Kein Kind, nein Carsten Debler hat den Ball geworfen. Und das durchaus absichtlich. Der Leiter der Dekra-Niederlassung am Sulterkamp steht am Rand der kleinen Teststrecke, die seine Mitarbeiter auf dem Hinterhof der Prüfstelle mit grellen Pylonen abgesteckt haben. Gemeinsam mit der Verkehrswacht hat die Dekra zu einer „Fortbildung der besonderen Art“ eingeladen. So zumindest nennt es Karl-Heinz Webels, Vorsitzender der Verkehrswacht, wenn rund 30 feucht-fröhlich gestimmte Anwälte und Richter der Essener Justiz im Selbstversuch erfahren wollen, wie sich Alkohol auf ihr Fahrverhalten auswirkt.

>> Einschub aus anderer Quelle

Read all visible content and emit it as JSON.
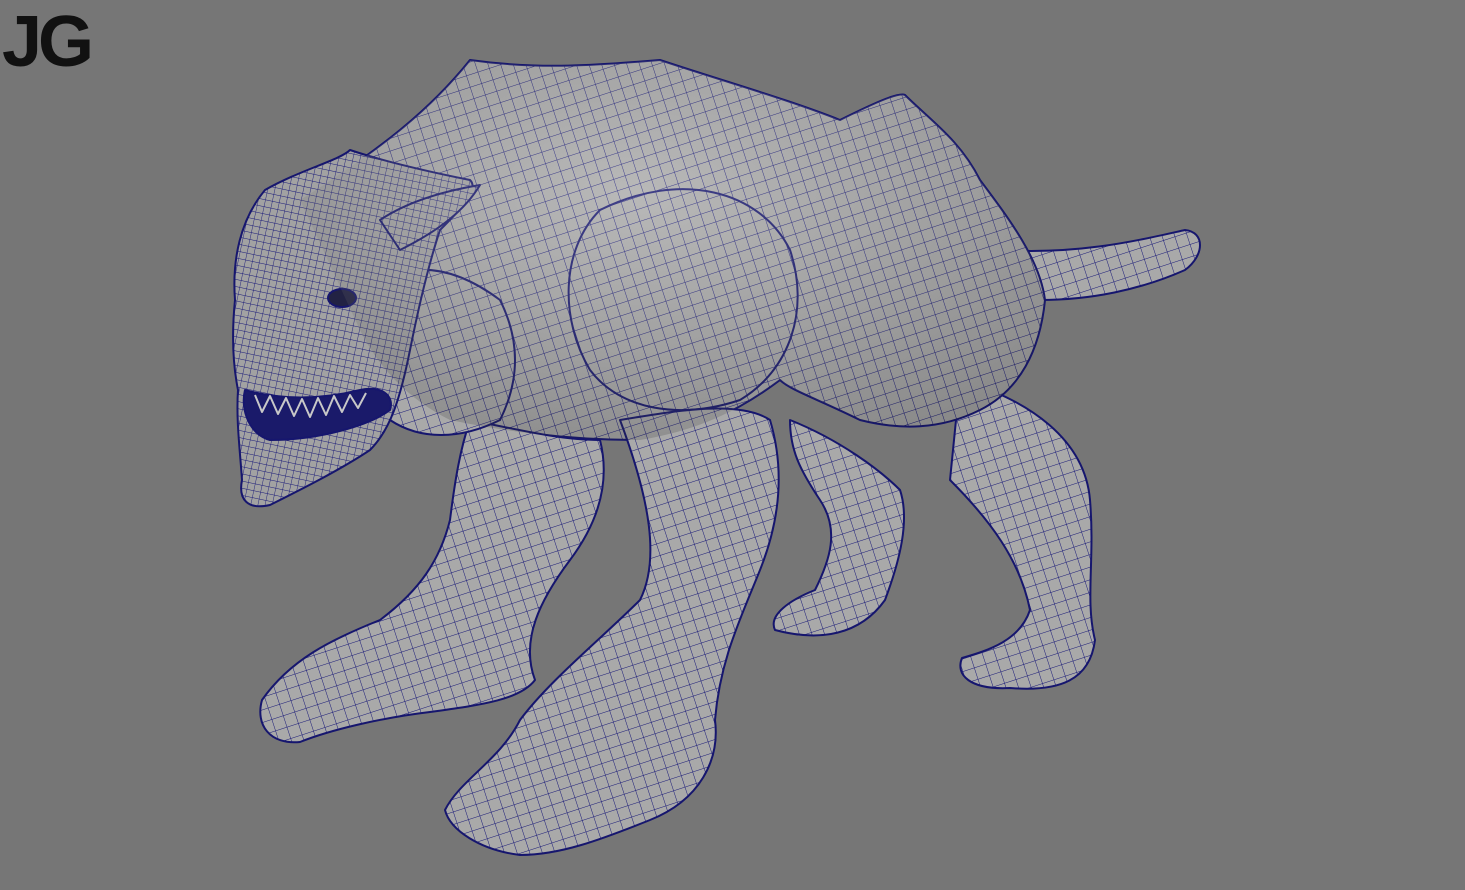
{
  "viewport": {
    "background_color": "#767676",
    "mesh_fill_color": "#a9a9a9",
    "wireframe_color": "#16166e",
    "subject": "creature-mesh"
  },
  "watermark": {
    "text": "JG",
    "color": "#111111"
  }
}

Gelöste Feierlaune im nüchternen Schulungsraum
„In ihrer täglichen Urteilsfindung sind Juristen mit dem Thema Trunkenheit am Steuer konfrontiert“, sagt Webels. „Sie sollen nachvollziehen können, welche Gefahr von betrunkenen Fahrern ausgeht – unabhängig von dem rechtlichem Rahmen, den wir in Deutschland haben.“
Ein Seminar, das trotz des ernsten Themas doch an eine Betriebsfeier erinnert, bietet Webels deshalb seit fünf Jahren an: 30 Liter Bier und sieben Flaschen Wein, die erste Pappkiste mit Schnaps ist um 16 Uhr leer - in Feierlaune gelöst prosten sich die Juristen seit drei Stunden in dem nüchternen Schulungsraum zu. Das laute Gekicher der jungen Frauen in der letzten Reihe wird nur noch vom Brummen der Zapfanlage übertönt.
Im Kreis stellt sich eine Gruppe um Jürgen Lückemeyer, Leiter Verkehrsdienstes der Polizei, auf. Aus der Uniformtasche fischt er ein eingeschweißtes Plastikröhrchen, steckt es auf sein Handmessgerät, bevor er dieses an eine 30-jährigen Staatsanwältin weiterreicht. Sie sagt selbst deutlich: „Ich habe drei Bier getrunken und würde auf jeden Fall nicht mehr fahren.“ Das dürfte sie rein rechtlich aber: 0,36 Promille zeigt der Bildschirm des Geräts an.
Der berühmte Tunnelblick
„Beschwipst“ nennt das Dr. Andreas Hans Freislederer, Rechtsmedizin am Uniklinik. „Man ist fröhlich und gelöst, gleichzeitig ist die Reaktionsfähigkeit aber bereits um zehn Prozent minimiert worden.“
Bremsen, Schalten und beim Abbiegen den Winkel richtig einschätzen, das kriege ein leicht alkoholisierter Fahrer kaum noch hin. Beim Einparken rumst es schnell, weil auch schon ein Angetrunkener Abstände nur noch schlecht einschätzen kann, zudem außerhalb seines direkten Sichtfeldes kaum noch etwas wahrnimmt. „Der berühmte Tunnelblick“, er war es auch, der Amtsrichter Prof. Hamme den Ball hat übersehen lassen.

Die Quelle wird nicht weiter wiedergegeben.